In the meantime, Yolanda, who cares full-time for her partially blind father, waited in this $81,000 house for her son to remember her. Instead, Scott descended into a cocaine binge that crashed his career, propelled him into massive financial litigation and bankruptcy, and sent him to rehab.

The neglect gnaws at her. She can't help but bring it up — to complain about the holes in her "36-year-old carpet" and her decaying patio furniture and medical expenses that eat right through her father's social security checks.

Public records also tell the story: In 2008, Capital One sued her for $5,700 owed on a credit card she uses for food and pharmacy bills in a case that's still being decided in Plantation court.

"Scott always told me he had plans to do certain things for the family," she says. "But then I guess things got bad before he got around to it. I read about all these other rappers' mothers — P. Diddy's mother, Kanye West's mother, Jay-Z's mother. Their sons all took care of them."

Then Yolanda worries, "If he reads this, he would be very angry at me. He's not going to ever give me anything."

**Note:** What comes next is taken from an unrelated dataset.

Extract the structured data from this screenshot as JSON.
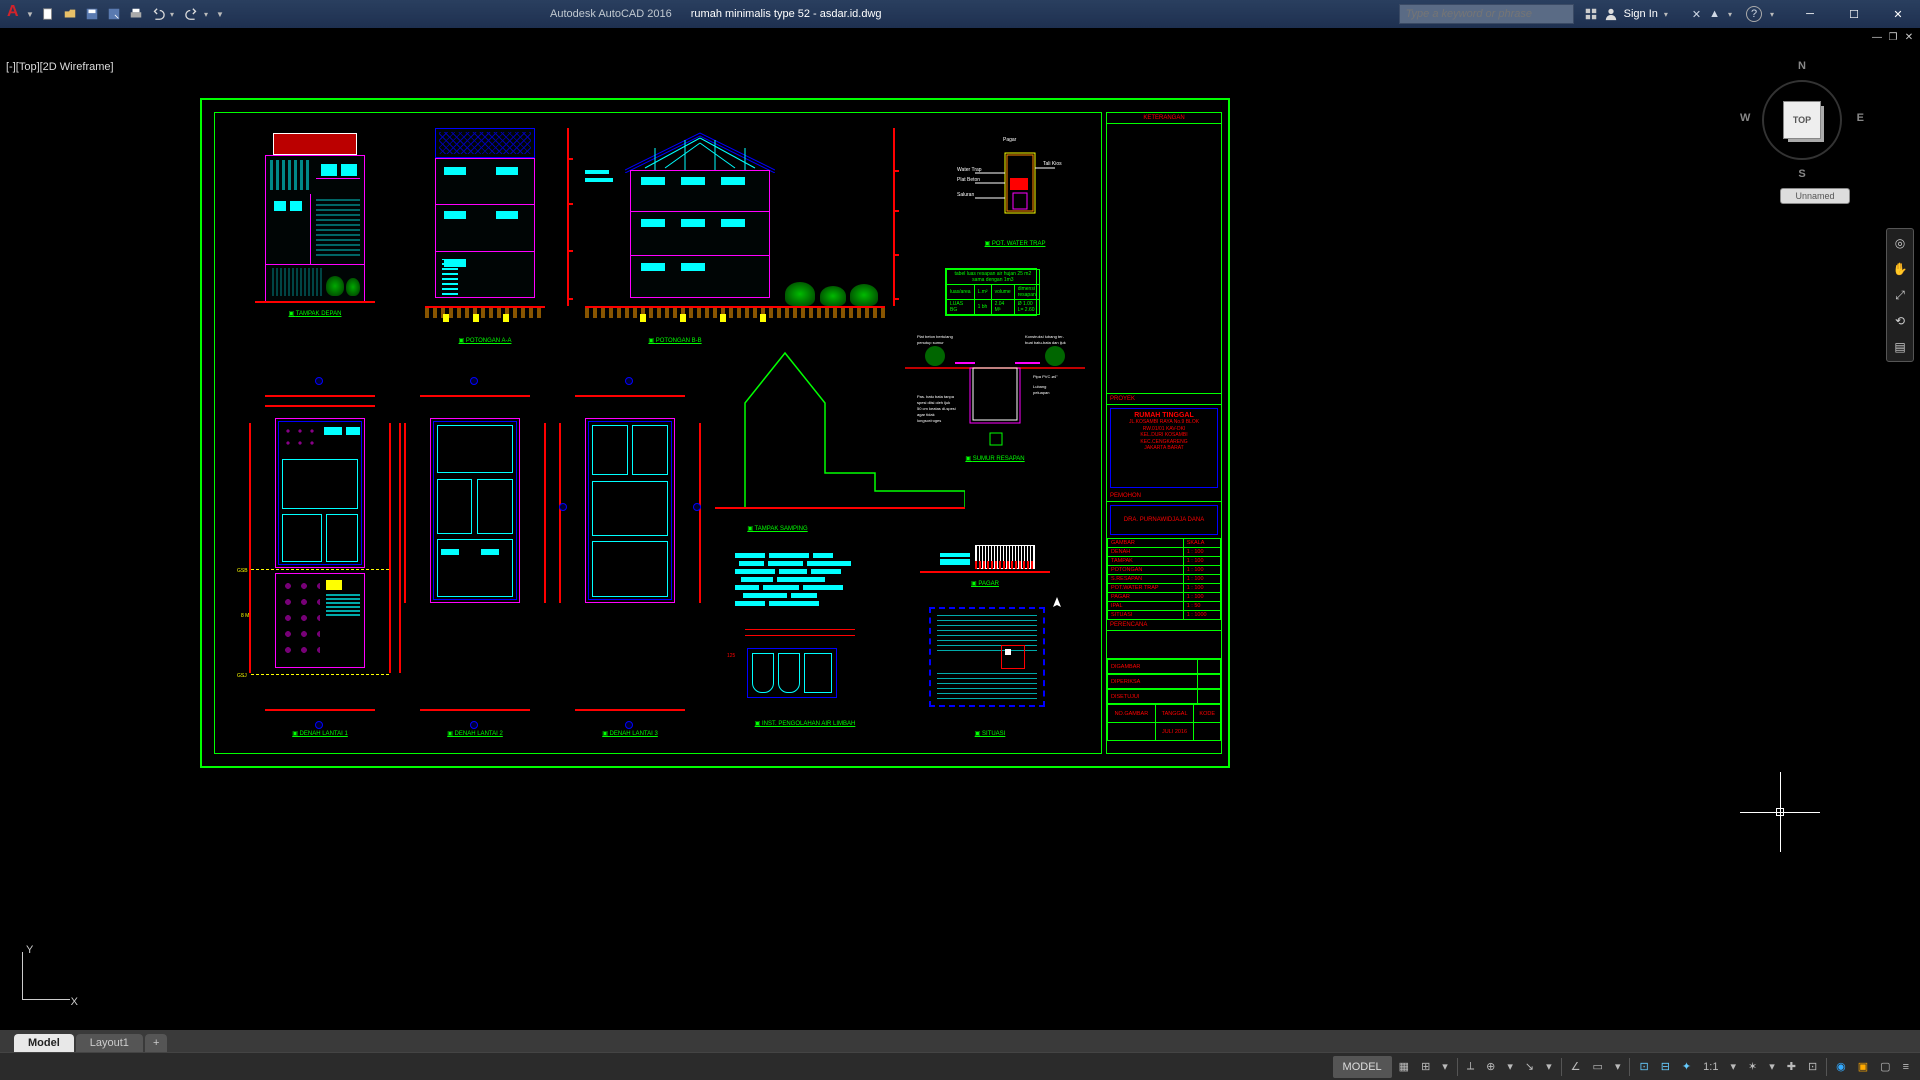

So, exactly what would she like to see in print? She thinks and begins again: "I think that maybe you should make sure your mother has her retirement taken care of before you buy another $2 million necklace for some hotel heiress. You don't just have a miracle from God like that and then take all that money and throw it in the garbage pail."

Born in Long Island but raised in South Florida, Scott Storch has music in his blood. His great-great-grandfather was Lithuanian immigrant Meyer Machtenberg, a seminal Jewish composer in the early 1900s. In the '60s, Mom was a Queens-born pinup-caliber beauty who was signed to Philadelphia's Cameo-Parkway Records under the stage name Joyce Carol, and his father, Phil Storch, sang street-corner doo-wop in his native Bronx.

Phil's brother Jeremy was a founder of soul-rock band the Vagrants and a songwriter who once penned an Eddie Money hit. "There's always been music in Scott's life," says Jeremy, who bottomed out on drugs in the '70s, cleaned up his life, and became a rabbi. "He was literally surrounded by it."